I thought this quote also made an important point that can be applied to governments: “Firms may prefer to label stress a disorder rather than deal with the consequences of acknowledging that working conditions are poor…” Perhaps medicalization of stressors is one response to governments that refuse to take a more active role in creating a higher quality of life for those being left behind.
"...G
governments that refuse to take a more active role in creating a higher quality of life..."
Yet, there is the paradoxical rebound that suggests that the higher a person's quality of the lesser their resilience quotient. Increased comfort also leads to increased sensitivity to stressors. It is a catch-22!

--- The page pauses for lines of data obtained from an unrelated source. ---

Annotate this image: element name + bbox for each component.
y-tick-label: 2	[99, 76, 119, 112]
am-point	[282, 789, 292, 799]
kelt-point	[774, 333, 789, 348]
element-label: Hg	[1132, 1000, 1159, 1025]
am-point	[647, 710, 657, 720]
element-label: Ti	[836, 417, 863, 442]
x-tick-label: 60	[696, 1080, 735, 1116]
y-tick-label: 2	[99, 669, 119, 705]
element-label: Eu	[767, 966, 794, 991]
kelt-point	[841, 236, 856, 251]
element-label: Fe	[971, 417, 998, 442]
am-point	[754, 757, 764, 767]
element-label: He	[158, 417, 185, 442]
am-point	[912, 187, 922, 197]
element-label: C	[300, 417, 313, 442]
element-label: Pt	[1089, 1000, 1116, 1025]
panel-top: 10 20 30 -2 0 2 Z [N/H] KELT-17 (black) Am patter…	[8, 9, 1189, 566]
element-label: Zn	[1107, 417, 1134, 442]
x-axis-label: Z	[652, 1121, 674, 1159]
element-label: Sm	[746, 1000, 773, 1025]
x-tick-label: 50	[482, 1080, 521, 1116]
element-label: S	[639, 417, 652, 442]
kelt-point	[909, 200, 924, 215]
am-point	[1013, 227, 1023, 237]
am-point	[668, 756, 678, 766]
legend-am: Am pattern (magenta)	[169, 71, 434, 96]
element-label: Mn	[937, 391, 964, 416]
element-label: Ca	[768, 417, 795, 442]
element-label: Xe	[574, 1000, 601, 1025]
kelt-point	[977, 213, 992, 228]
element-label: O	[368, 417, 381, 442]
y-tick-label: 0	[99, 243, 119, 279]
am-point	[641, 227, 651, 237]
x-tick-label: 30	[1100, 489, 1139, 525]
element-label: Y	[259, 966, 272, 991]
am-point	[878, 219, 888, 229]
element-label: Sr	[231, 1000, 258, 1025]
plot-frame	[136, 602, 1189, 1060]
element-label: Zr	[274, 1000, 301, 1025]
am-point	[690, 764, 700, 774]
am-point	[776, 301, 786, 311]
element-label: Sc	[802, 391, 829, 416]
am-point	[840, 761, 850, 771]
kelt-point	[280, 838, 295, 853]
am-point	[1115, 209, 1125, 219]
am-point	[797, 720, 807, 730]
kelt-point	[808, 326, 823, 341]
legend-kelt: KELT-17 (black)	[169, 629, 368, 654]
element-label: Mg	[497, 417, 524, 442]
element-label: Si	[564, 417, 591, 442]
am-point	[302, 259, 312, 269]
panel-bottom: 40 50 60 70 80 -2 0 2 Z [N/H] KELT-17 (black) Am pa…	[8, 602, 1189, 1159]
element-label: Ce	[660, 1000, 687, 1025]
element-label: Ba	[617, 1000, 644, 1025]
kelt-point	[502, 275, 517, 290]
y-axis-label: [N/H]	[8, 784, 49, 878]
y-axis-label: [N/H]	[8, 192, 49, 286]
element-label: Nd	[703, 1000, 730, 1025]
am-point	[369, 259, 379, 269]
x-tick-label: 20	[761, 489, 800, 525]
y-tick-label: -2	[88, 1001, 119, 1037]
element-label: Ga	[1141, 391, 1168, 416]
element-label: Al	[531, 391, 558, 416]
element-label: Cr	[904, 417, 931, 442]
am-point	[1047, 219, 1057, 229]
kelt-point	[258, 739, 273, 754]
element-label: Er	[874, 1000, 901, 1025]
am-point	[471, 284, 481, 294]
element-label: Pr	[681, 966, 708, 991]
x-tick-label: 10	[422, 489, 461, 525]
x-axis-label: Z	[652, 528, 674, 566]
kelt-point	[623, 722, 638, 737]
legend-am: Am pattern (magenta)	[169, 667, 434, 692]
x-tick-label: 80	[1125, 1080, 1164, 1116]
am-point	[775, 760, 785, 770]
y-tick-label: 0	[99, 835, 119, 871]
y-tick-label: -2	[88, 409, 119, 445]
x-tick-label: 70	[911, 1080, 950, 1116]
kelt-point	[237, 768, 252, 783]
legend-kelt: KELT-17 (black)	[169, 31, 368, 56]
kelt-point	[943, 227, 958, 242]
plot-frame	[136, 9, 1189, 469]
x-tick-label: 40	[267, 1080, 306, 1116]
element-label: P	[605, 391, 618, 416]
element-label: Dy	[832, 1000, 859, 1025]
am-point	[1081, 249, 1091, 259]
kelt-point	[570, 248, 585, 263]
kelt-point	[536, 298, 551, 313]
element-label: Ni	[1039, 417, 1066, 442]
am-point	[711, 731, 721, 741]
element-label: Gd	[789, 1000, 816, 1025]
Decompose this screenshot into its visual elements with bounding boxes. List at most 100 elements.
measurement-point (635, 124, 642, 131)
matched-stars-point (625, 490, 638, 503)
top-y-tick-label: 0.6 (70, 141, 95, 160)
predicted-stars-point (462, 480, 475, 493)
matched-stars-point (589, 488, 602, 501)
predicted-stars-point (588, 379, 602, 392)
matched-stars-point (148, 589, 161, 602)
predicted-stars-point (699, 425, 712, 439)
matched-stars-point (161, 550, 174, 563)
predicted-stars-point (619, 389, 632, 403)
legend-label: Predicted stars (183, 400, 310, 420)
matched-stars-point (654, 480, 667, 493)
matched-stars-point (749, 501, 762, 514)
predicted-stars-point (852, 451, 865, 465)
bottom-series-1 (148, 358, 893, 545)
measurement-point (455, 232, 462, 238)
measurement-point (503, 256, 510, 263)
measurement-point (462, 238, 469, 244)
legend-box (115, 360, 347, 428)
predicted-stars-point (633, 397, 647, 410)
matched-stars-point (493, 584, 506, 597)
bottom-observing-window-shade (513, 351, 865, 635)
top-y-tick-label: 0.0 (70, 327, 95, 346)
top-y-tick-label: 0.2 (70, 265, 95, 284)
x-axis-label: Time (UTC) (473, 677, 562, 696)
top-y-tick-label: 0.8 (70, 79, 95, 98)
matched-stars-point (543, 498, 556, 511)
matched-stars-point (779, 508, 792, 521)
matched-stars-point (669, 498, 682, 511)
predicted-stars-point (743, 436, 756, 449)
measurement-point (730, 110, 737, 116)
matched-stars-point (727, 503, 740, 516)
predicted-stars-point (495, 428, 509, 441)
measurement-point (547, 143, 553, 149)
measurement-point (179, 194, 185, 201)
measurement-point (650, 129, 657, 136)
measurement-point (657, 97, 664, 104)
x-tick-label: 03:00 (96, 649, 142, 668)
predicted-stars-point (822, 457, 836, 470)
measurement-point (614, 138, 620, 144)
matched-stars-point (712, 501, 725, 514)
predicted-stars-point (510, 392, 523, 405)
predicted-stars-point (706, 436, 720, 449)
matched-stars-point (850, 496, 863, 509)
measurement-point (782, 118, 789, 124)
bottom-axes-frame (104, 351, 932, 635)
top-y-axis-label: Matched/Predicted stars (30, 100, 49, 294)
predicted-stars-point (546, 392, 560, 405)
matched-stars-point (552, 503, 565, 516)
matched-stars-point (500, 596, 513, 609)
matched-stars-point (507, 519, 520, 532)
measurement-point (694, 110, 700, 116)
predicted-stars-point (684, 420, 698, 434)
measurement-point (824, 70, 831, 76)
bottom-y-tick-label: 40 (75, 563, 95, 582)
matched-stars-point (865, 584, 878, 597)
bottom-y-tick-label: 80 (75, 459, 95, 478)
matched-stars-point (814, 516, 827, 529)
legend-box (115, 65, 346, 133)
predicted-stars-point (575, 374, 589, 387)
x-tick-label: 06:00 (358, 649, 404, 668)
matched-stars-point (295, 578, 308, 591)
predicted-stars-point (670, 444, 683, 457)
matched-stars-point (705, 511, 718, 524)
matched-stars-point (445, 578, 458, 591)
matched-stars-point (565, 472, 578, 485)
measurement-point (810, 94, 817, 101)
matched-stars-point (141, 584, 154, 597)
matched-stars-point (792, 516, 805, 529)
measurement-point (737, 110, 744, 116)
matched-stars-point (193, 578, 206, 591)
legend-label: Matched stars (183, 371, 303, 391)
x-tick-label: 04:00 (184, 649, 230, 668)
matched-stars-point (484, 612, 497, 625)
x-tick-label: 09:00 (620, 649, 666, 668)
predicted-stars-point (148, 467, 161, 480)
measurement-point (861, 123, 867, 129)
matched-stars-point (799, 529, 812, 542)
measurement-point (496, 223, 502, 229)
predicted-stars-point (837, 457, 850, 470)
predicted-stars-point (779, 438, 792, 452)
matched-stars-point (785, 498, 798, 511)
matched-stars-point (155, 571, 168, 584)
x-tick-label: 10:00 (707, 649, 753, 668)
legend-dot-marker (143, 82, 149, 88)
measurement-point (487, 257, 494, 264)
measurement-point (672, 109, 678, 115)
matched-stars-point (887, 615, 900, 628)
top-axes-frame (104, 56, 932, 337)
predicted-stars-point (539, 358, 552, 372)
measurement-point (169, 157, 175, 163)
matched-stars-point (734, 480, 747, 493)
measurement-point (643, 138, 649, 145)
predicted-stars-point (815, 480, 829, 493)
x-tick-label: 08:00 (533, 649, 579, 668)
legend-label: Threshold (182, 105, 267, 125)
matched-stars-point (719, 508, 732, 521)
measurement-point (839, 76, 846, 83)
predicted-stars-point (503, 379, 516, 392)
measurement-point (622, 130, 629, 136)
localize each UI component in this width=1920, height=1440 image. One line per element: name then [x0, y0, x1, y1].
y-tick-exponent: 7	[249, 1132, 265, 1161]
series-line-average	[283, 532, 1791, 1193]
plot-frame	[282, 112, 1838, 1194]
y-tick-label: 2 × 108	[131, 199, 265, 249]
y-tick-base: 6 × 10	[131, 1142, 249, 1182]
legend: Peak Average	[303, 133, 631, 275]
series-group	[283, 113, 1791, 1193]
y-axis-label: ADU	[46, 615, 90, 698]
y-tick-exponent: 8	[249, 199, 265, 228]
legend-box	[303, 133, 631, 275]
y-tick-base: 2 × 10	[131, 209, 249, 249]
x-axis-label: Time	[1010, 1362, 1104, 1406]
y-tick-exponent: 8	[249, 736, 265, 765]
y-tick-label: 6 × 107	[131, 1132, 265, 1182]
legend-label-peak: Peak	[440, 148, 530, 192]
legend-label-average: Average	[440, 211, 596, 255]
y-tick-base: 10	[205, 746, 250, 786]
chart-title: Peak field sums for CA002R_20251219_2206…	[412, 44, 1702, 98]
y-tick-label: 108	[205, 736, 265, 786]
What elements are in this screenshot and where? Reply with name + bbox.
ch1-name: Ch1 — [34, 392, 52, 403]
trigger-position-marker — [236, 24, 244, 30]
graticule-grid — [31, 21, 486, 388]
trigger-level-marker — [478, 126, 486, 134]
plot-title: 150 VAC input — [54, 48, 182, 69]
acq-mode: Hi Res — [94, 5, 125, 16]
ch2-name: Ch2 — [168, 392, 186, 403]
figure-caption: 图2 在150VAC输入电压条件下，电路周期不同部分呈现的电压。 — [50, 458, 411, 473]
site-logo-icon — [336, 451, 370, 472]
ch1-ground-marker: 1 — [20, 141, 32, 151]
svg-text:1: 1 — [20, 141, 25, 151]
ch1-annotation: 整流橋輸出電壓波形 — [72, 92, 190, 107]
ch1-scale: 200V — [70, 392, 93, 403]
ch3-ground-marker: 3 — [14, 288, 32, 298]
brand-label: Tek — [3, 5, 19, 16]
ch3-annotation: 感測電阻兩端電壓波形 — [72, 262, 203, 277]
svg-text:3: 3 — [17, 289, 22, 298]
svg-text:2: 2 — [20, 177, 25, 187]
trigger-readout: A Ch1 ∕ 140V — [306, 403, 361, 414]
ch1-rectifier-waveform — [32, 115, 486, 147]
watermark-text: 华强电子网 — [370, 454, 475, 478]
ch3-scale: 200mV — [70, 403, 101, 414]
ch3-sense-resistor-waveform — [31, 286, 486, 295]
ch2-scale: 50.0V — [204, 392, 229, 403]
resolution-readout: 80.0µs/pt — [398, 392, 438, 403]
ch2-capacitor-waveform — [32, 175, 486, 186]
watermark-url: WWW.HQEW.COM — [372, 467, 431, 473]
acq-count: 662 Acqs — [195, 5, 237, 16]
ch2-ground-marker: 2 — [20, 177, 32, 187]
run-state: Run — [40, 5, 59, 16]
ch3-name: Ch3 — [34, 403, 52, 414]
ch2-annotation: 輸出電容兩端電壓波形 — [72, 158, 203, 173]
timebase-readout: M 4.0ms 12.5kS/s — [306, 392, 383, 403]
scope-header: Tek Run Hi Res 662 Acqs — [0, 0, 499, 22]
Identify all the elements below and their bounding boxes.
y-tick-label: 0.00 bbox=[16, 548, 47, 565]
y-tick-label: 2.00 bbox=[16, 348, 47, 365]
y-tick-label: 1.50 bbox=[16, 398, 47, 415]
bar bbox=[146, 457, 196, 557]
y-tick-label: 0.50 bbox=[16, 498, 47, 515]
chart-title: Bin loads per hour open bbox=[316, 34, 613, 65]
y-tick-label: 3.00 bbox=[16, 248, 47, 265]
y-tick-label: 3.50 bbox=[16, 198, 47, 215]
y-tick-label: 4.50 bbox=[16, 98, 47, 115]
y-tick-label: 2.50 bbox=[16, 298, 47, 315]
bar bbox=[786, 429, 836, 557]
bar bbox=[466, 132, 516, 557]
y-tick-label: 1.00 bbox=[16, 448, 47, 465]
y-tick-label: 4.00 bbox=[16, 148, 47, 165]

So the idea is that mental illnesses are over-diagnosed - a claim that many people love to make. This would mean that many people are diagnosed with mental illness than they should be, presumably because some people receive a diagnosis even though they do not have that mental illness.
But we can only say there is an over-diagnosis problem if we know the actual number of people who suffer from mental illness and discover that the number of people with a diagnosis exceeds that. So I ask: where's the data? Because if we do not have data to show that many people receive diagnoses when they shouldn't, we cannot talk about over-diagnosis.
There's no ground truth, it'a a matter of semantics. If someone is diagnosed with depression by a psychiatrist, then it's basically true by definition. Psychiatry does not yet use neural biomarkers to guide diagnosis (except in some very rare cases).
Post partum is another one that's over diagnosed. The reality is having a baby is objectively hard. Of course you're going to be depressed after having one. It's the ones that seem over the moon about it that are actually insane! New moms need more help from dad, not drugs.
It’s all political. On the one hand TikTok etc. are run by the CCP aka fake China (the real China is generally called Taiwan) who are commies who would love for all their political opponents to be labeled mentally ill. On the other hand the Baby Boomers only keep their power by taxing the young and generally keeping them down, and there’s nothing that disenfranchises someone more than saying their entire mind is invalid and they’re not allowed to do basic things for themselves such as cooking because that involves a knife and you could kill yourself or someone with it, never mind voting, jury duty, donating gametes and tissues, driving, etc. On the bright side, all the people who stand up to say they’re mentally ill with pride will probably make it a bit harder for communists of any stripe to label people who aren’t dysfunctional and don’t want the label as mentally ill, since now people are treating it like a trophy rather than the shackle it so obviously is.